There is very little light in this cell. I stare at her through the iron bars. She looks angry. There is no remorse in her eyes. She is tired, I know she is. I am tired too, like her and Siraji and the two other porters in our small team. But why is she angry? Her smile is gone. Why does she look at me like that? Like I am a stranger? She is the only mzungu here, and people are staring at her.
My name is Lucas Mtui and I have spent the last five days with her. I am not a stranger to her. I am an assistant guide of the Kilimanjaro National Park (KINAPA), but after this I am not sure if I will be, because she has taken away my name and given me a number. She says I am a thief.
There is no space inside the cell. There are too many people, but it is a lonely place. I cannot breathe. I want to sleep. I want to see my little girls in the village. They will be expecting me soon.

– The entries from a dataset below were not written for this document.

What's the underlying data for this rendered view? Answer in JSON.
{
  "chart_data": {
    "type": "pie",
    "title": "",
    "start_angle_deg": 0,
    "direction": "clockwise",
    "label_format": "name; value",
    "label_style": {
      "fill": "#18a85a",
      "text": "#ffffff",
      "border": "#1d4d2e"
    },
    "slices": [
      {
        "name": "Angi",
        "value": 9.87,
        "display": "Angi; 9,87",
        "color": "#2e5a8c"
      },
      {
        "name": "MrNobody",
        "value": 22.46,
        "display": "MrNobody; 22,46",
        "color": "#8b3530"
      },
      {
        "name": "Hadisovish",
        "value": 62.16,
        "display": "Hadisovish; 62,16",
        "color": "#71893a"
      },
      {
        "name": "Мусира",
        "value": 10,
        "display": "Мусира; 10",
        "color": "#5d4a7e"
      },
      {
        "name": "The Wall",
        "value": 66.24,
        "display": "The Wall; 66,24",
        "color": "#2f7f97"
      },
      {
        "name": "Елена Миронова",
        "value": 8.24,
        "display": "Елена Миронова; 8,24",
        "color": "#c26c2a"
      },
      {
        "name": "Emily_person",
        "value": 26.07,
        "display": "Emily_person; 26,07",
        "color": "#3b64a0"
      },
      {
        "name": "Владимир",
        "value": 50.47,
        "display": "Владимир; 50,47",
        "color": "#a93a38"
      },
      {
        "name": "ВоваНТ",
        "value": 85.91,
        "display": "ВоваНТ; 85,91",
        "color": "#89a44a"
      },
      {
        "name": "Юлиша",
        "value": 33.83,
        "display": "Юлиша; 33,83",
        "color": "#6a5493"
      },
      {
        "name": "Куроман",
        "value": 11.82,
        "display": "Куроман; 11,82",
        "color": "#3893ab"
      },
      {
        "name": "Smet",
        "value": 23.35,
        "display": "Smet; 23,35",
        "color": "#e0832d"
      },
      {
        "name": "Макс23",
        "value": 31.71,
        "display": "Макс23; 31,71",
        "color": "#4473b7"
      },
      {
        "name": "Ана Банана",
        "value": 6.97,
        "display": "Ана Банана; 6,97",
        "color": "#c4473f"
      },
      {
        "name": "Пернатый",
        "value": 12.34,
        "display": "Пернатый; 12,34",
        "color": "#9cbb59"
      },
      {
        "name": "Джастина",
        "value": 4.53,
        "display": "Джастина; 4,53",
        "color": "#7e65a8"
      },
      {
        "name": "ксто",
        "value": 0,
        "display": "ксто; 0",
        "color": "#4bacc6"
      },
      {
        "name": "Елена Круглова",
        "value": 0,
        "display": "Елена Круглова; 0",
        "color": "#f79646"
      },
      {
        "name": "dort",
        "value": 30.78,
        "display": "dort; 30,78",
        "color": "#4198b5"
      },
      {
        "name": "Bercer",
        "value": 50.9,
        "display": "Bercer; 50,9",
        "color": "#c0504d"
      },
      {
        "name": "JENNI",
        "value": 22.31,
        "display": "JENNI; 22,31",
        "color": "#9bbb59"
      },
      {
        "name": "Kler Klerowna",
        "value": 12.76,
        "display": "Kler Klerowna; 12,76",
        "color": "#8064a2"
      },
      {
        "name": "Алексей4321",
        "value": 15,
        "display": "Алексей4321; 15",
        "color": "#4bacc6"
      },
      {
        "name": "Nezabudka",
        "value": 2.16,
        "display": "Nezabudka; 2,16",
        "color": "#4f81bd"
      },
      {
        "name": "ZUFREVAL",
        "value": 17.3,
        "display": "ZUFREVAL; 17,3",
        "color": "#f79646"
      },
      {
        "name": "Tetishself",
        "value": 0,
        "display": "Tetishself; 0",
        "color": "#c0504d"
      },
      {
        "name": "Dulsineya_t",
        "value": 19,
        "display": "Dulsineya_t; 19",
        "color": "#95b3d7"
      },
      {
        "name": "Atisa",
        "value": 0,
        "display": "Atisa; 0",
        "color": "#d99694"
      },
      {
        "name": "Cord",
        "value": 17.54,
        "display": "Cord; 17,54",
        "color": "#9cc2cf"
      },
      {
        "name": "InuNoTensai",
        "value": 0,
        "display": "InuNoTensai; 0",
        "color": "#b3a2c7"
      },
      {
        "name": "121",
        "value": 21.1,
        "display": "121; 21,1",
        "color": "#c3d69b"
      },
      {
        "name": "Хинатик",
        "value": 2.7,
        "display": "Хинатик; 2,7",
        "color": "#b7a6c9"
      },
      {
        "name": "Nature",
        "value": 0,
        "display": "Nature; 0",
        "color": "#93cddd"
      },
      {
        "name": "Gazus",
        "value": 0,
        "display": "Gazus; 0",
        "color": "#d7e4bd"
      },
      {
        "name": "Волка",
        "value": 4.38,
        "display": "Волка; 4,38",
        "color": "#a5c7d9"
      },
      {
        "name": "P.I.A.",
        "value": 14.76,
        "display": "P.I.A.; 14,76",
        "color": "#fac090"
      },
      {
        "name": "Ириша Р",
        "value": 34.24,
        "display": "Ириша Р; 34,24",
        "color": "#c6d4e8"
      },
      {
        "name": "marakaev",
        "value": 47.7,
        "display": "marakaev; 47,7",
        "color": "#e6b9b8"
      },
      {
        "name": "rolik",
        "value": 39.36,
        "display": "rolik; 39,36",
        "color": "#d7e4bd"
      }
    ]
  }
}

How can I reach them, tell them I am being held in a prison cell and I don’t know why?
What did I ever do to her? She says I am a thief, but what did I steal? Money, she says, three hundred dollars— but I did not. I am a good Christian man. I carried her when she was tired. That day, when we left Horombo Hut and it started to rain, she wanted to give up but I didn’t let her. She shared her popcorn and Milo and eggs and asked about my daughters. Five days of assisting her on Mt Kilimanjaro and we became friends. I was with her in her moment of great victory. She was so happy there, at the top of the mountain, tired but happy. That made me happy too. She said I was the reason she was able to make it to the top of Uhuru Peak. I was so pleased to hear that. Yet, she put me behind bars. Does she really believe I have taken her money?
Will she come back for me? Or will she leave me here to stand trial for something I did not do?
Angie, come close to the prison walls, come see what you are doing to me…
I am tired. I want to be out of this depressing place, but the sub-inspector wants to speak with me. Lucas is behind bars. People have doubled in numbers, and the police station is even more frightening and claustrophobic. I cannot breathe. I don’t want to be here. People look at me suspiciously, even angrily. The stale smell of alcohol, sweat, urine, and grime permeates through the prison bars and wafts into the reception.
The inspector continues to shout out orders, but his manner changes when he addresses me. I am a mzungu, a tourist, so I will be given preference over everyone else here. Being a woman doubles that privilege; I am offered a chair.